I know Esther is supposed to be depressed, but I didn't get "depressed" from her. I got "discontented". I got "trapped". I got "unhappy". But I didn't get "depressed". Esther seems to just hate her life rather than hating living. There is no overwhelming feeling of despair. And while many a webcomic shared on FB and Twitter has explained that depression is more about feeling nothing than feeling sad, I did not get a feeling of nothingness from Esther. I just felt like Esther just doesn't like what she's doing and is suffering from the typical twentysomething malaise compounded by the fact that as a woman in the 1950s she has limited choices. I get that and I'm OK with that, but it really made the suicide attempts feel like melodrama (if you've ever had a friend who wrote suicide notes on a weekly basis, you know what I mean).

She's basically unhappy.

It would have been more poignant if they had institutionalized her for being unhappy. But as it stands, they institutionalized her for trying to kill herself, which is not unreasonable.

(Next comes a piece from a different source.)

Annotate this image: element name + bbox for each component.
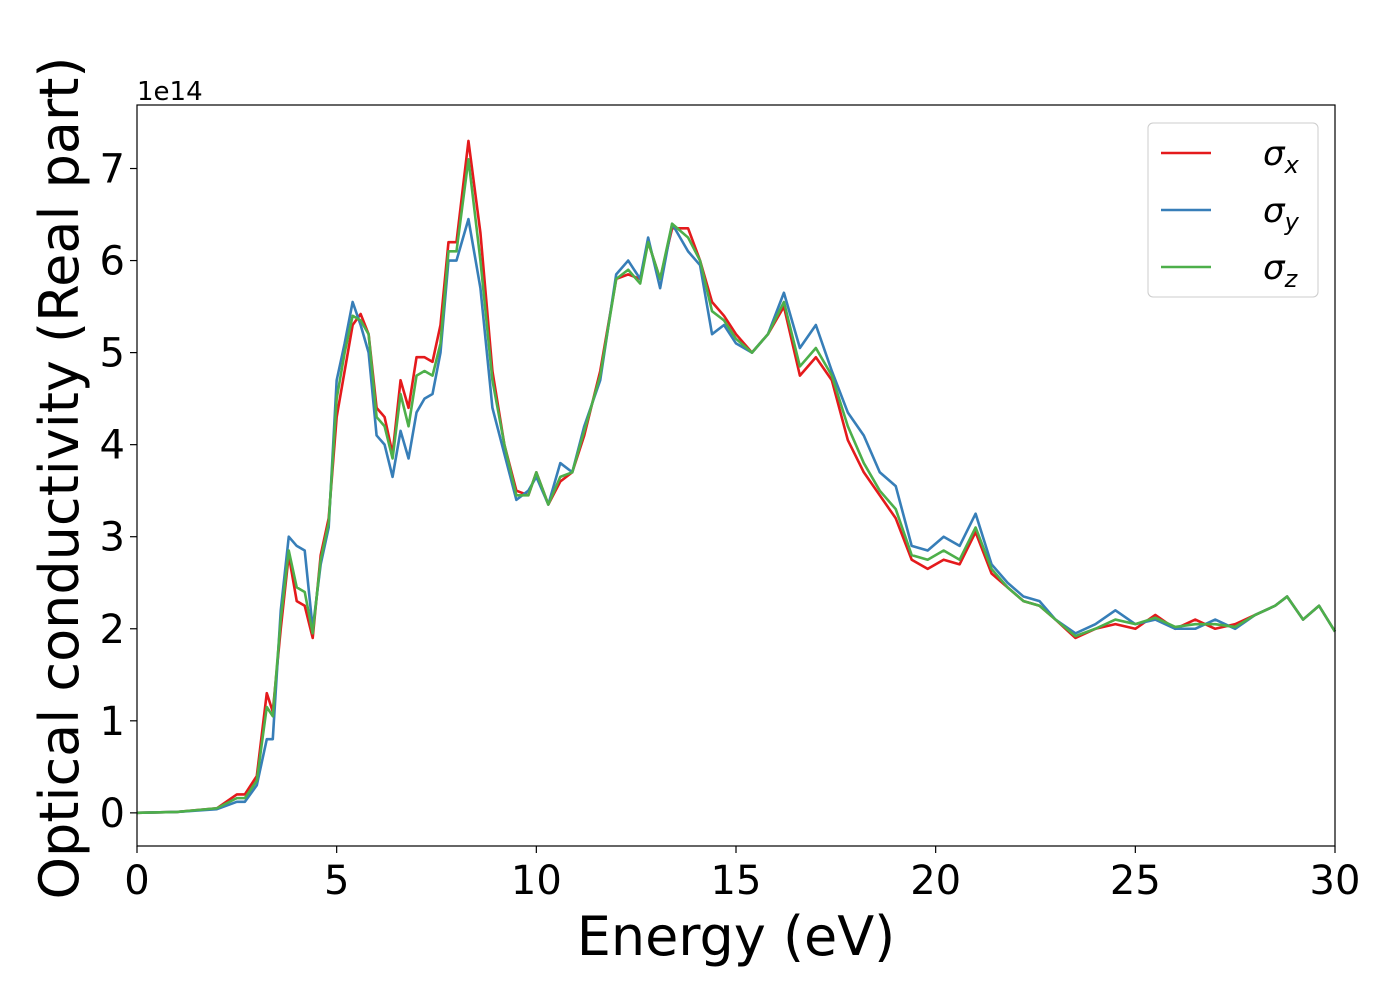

I think my biggest obstacle to feeling anything about The Bell Jar was that I really didn't care about Esther. Esther wasn't developed enough as a character for me to care about her at all. She was like my coworker's niece's next door neighbour's cousin who lost an internship and didn't get into college and then ended up in the hospital for a psych evaluation. That's really sad, and I'm really sorry for her, but I've gotta go grab some lunch, so we'll talk later.